My love for social media has sort of faded. I have been so busy with the people that are right here and so tangible that the online community began to fall to the wayside. I have definitely fallen off my blogging horse. Partly because I've moved home in preparation for the wedding (holy smokes only six more weeks!) and it's been busy, busy, busy, but mostly because I've been struggling with thoughts that I don't have anything to offer to you, my faithful readers.

I want to have something special, something sweet, something encouraging and enlightening to share... But I don't feel like it's within me. What's my deal? ...I would yell at myself to "GET OVER IT", but then I realize I'd look like a mad woman and I'm already running around like a hen missing her beloved rooster. (Not so much into the head cut off deal...)

Lately I've been working on being fulfilled by my God instead of by... well, everything else. It's not easy and I get so frustrated because I catch myself thinking "If I had (fill in totally materialistic object here) I would be better" and playing the "what if" game. Ugh, my God is giving me what I need, which is not always what I want, but hey, that's life.

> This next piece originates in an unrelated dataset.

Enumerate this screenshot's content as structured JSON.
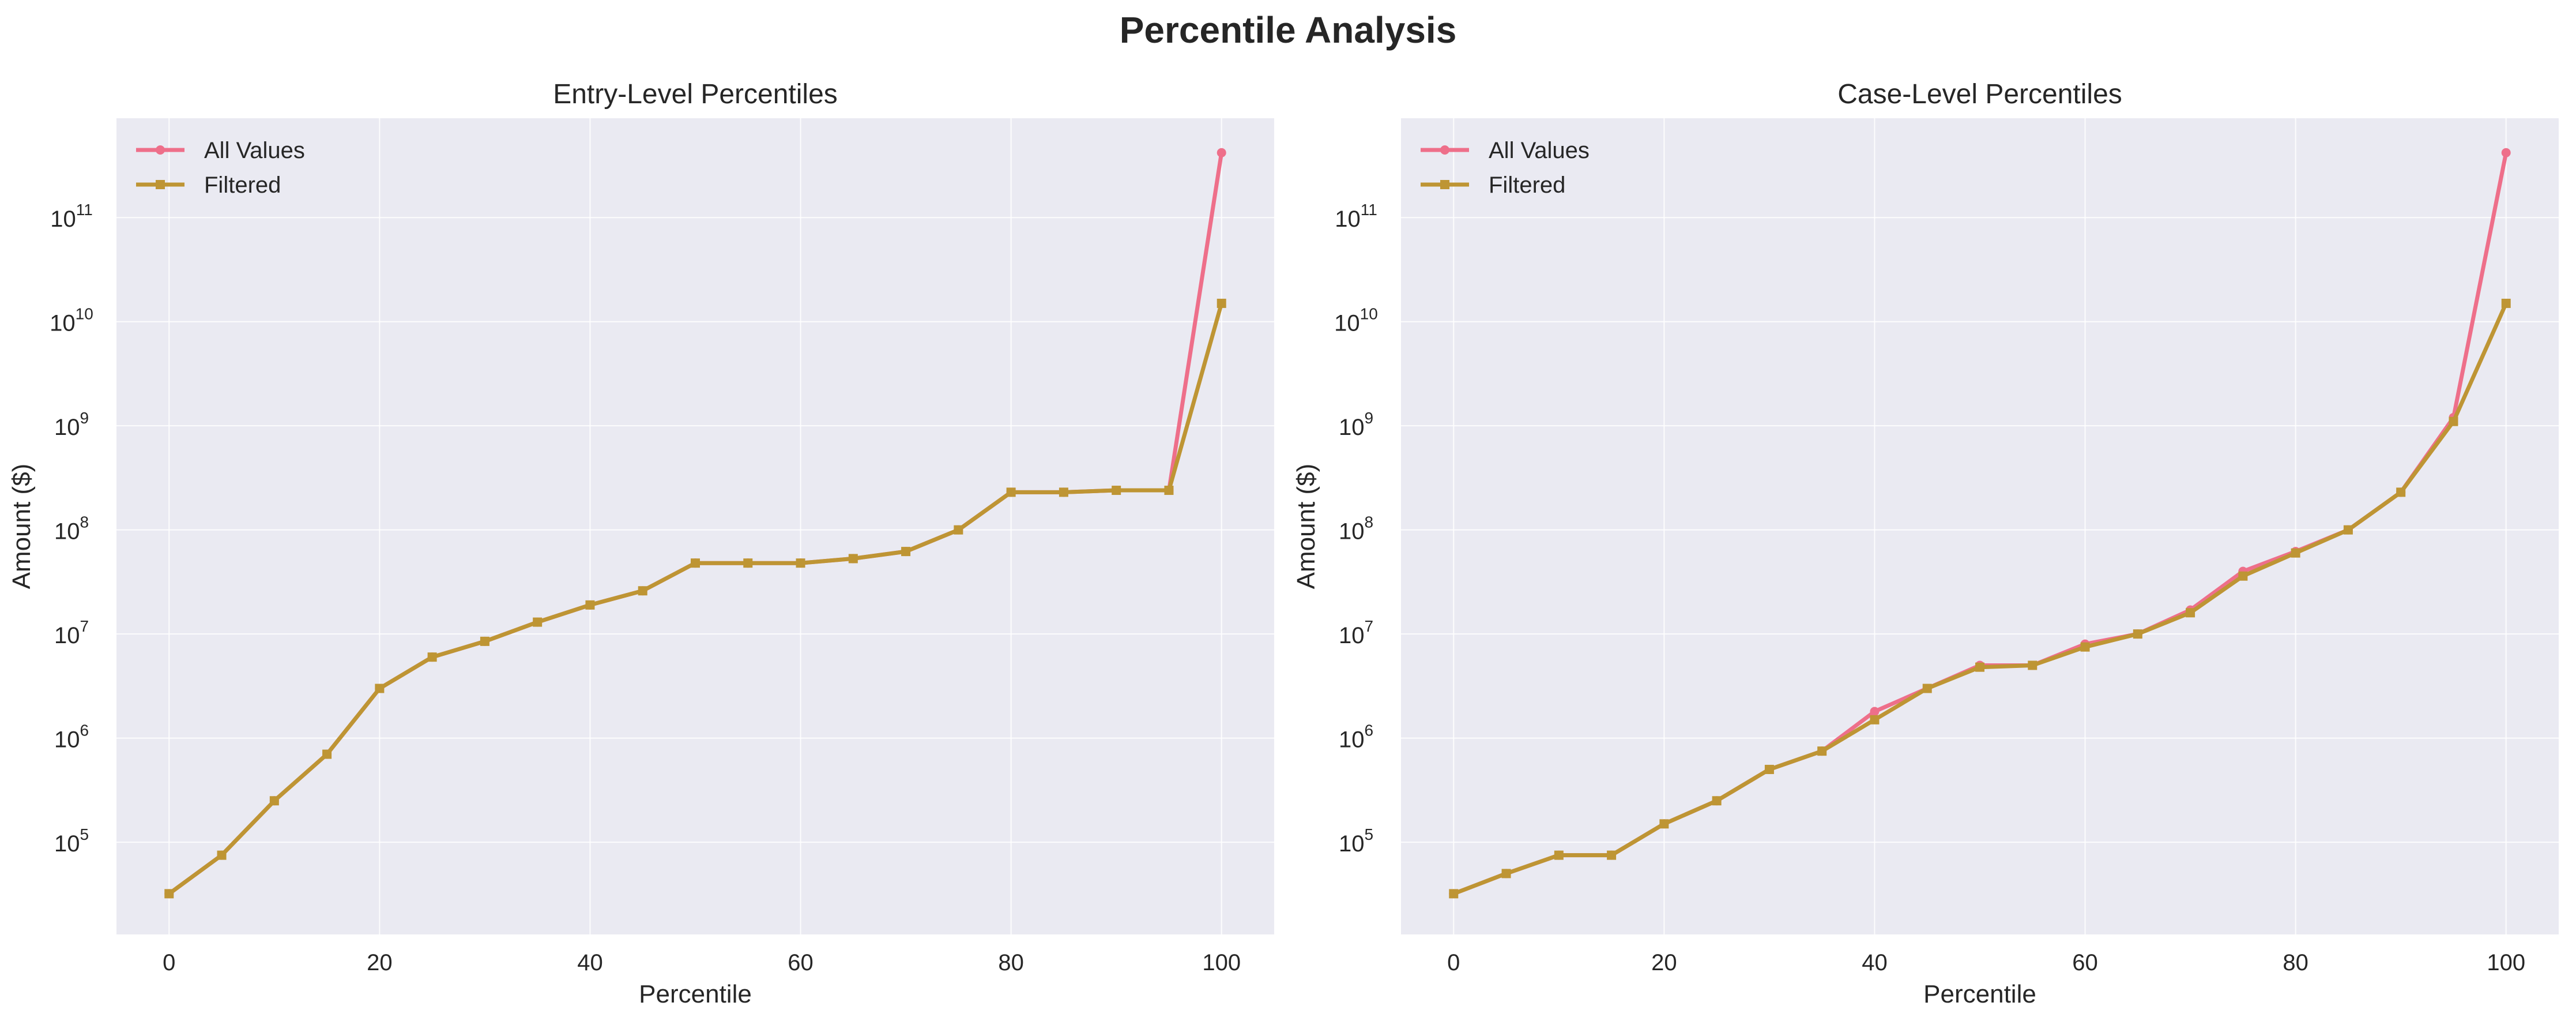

What if I was as skinny as I wanted to be? Well, then I'd kiss goodbye to the occasional cupcake, budlight lime, popcorn, ice cream for dessert... I'd have to part with the little things that make each day special. (I don't eat all of that in a single day... Although now that you've put the idea in my head it sounds tasty...)

What if I had a bunch of close girl friends to be around for all the big memories coming up? Well, then my Mama Bird wouldn't be nearly as precious, as wonderful, as sweet to my soul... Why? Beacuse she wouldn't be the best friend I've ever had. She'd just be Mama Bird... and she's so much more than just a mom, I wouldn't give that up for the world.

So many "What if" questions... But so much more certainties that I know and love. Are you in the "what if" zone too? Give it up... We can do it together!

I'm coming back. I won't be posting as regularly as previously, but I'm going to do this! I'm going to be trying some new things... Cooking, sharing my life and thoughts and such, so please stick with me, I promise to make it worth your while. And please share what you love and what you could do without... I want this blog to be meaningful to you too.

P.S. I'm cooking again... And I have some BOMB recipes on deck to share with all of you!